CDOT jobs that require head lamps? Yeah, we do that.

How CDOT’s Division of Maintenance and Operations transforms roads while most Coloradans are asleep

The dedicated teams of CDOT’s Division of Maintenance and Operations are often busy responding to incidents of all kinds while most Coloradans are fast asleep. The critical role that CDOT’s round-the-clock efforts play in keeping Colorado's roadways functioning smoothly is nothing to overlook.
 A group of CDOT trucks on a road at sunset.
A group of CDOT trucks on a road at sunset.

When it comes to CDOT job requirements, “nocturnal” isn’t usually listed. But many of our crucial tasks can only happen after the sun goes down. In fact, they wouldn’t happen at all if we couldn’t work around the clock. They’re big jobs.
CDOT maintains and repairs over 23,000 lane miles of highway, more than 3,400 bridges and 30 tunnels statewide. We also plow state highways, help stranded motorists and even do avalanche mitigation in the winter months.

The dedicated teams of CDOT’s Division of Maintenance and Operations are often busy responding to incidents of all kinds while most Coloradans are fast asleep. At times, these incidents include clearing car wrecks, snow, rockslides, and repairing roadway damage. The critical role that CDOT’s round-the-clock efforts play in keeping Colorado's roadways functioning smoothly is nothing to overlook.

Incident Response and Snow Removal

Bright sunny mornings in Colorado can quickly turn to snow by the afternoon. The unpredictable nature of the state's climate can lead to a variety of incidents at any hour — day or night. CDOT’s Traffic Incident Management team is on call 24/7 and is responsible for responding to these unexpected, traffic-related events.

CDOT trains our highway maintainers to use heavy, Class A Commercial Driver’s License (CDL) equipment (like snowplows) so they’re prepared to handle everything from car crashes to hazardous spills.

During the winter months, CDOT's snow fighters battle heavy snowfall and ice to ensure that roads are clear, and Coloradans can get to their destinations safely by the time morning commuters hit the highways.

An orange, CDOT snowplow with its headlight on clears snow at night.
An orange, CDOT snowplow with its headlight on clears snow at night.

Rockslides, Floods and Avalanches - Oh my!

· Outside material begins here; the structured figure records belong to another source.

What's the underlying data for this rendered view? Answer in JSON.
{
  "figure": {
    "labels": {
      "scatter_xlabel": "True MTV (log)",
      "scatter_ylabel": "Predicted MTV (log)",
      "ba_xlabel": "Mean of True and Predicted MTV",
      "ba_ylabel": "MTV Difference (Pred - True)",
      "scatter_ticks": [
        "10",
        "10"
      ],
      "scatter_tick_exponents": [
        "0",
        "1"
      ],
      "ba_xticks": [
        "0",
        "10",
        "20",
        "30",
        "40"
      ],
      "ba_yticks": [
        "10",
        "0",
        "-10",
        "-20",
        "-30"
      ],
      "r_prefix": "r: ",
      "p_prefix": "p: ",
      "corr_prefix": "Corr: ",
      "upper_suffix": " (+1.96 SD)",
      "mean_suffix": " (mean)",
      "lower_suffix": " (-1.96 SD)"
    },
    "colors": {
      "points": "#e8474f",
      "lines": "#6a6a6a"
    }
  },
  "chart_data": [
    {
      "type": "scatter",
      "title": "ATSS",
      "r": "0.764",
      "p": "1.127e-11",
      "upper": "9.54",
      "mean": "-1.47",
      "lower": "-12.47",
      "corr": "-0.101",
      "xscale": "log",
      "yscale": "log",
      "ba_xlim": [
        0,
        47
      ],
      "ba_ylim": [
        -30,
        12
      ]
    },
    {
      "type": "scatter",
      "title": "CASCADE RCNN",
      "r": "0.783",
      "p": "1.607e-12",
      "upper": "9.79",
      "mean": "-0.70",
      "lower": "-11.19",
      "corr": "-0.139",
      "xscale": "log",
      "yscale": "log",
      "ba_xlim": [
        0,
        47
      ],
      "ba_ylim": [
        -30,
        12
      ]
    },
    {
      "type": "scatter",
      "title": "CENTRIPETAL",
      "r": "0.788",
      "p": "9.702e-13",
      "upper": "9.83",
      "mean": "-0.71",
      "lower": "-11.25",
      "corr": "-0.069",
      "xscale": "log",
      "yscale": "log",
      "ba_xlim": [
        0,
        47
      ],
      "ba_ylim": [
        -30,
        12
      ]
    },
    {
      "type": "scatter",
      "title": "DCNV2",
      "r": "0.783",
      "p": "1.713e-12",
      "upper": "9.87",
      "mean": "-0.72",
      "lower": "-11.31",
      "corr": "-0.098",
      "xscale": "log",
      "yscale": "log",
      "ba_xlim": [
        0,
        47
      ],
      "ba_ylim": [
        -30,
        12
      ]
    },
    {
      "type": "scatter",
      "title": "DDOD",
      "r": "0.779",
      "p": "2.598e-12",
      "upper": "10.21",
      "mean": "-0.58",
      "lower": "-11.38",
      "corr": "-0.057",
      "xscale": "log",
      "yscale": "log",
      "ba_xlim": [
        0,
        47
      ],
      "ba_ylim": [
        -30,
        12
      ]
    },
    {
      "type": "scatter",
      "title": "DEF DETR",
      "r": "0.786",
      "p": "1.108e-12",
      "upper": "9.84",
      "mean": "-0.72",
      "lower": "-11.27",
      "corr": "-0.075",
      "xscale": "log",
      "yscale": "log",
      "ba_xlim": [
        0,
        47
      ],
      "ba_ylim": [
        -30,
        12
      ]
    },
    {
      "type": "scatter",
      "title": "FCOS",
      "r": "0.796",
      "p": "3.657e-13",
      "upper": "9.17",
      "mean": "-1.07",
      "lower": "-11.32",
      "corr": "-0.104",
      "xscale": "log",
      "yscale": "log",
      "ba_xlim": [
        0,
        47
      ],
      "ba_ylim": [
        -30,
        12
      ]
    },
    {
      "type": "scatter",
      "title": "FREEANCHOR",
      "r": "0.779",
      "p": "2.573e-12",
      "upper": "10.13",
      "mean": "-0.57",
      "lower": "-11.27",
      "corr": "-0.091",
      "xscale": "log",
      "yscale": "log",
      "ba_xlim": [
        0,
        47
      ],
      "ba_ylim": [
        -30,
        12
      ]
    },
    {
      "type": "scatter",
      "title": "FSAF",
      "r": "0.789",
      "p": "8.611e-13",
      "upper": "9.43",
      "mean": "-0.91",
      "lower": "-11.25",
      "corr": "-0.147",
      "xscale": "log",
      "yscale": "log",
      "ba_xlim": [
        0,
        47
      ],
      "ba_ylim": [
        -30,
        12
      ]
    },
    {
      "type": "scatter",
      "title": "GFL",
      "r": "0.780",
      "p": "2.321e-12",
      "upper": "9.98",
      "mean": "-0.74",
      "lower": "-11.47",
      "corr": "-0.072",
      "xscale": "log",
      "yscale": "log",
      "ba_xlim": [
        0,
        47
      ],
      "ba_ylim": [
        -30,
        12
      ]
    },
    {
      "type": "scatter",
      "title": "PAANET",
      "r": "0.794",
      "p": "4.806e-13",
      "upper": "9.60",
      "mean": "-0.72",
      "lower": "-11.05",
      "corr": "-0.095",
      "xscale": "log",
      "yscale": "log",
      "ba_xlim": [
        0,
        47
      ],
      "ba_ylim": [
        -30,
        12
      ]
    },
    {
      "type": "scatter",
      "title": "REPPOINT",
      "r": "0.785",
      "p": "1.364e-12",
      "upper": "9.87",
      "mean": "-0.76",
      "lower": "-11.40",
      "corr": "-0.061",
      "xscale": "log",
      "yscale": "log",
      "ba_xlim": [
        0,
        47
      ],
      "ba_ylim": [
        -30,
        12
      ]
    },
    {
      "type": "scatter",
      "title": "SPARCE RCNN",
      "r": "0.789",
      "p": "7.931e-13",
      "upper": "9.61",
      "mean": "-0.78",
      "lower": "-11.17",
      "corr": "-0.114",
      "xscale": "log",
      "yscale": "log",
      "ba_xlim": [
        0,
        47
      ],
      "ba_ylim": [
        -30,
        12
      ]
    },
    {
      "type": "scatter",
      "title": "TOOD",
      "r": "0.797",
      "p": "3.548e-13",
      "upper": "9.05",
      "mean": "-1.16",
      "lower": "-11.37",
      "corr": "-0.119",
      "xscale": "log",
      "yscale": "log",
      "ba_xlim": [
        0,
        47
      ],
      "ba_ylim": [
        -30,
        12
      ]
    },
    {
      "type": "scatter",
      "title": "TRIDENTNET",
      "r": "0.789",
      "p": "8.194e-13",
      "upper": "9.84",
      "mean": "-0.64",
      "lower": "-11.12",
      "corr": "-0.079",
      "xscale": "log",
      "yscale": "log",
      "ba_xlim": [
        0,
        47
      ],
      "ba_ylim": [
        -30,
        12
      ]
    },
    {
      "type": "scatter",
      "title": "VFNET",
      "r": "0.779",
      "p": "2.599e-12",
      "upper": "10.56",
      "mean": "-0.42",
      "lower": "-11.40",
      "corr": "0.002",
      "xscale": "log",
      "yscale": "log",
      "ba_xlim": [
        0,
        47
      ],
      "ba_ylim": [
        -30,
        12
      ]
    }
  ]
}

Colorado's mountainous terrain is not without its challenges. Rockslides, floods and avalanches can block highways and put travelers at risk without any warning. CDOT teams clear the debris from these natural weather incidents and repair the roadway if any damage is done.

CDOT and its sister agency, the Colorado Avalanche Information Center, regularly monitor and control 278 of 522 known avalanche paths located above Colorado highways. One of the ways CDOT reduces risks of avalanches and approaches avalanche mitigation is by triggering controlled avalanches before they can pose a threat to motorists. In the case that an avalanche does impact one of Colorado’s roadways, CDOT’s Division of Maintenance and Operations is there to help clear the snow and debris.

Maintenance and Infrastructure Improvements

CDOT's night crews also carry out essential maintenance and improvement work during the overnight hours. The absence of heavy traffic during these hours allows for more efficient and safer execution of projects such as road resurfacing, bridge repairs and signage updates.

Light shines on a group of CDOT workers maintaining road conditions at night
Light shines on a group of CDOT workers maintaining road conditions at night.

The men and women of CDOT’s Division of Maintenance and Operations continually demonstrate their unwavering commitment to the state's transportation network. Whether responding to incidents like road or bridge damage, rockslides, floods or avalanches, CDOT's nighttime heroes are always working hard to keep Colorado moving. At CDOT, we do more than you think.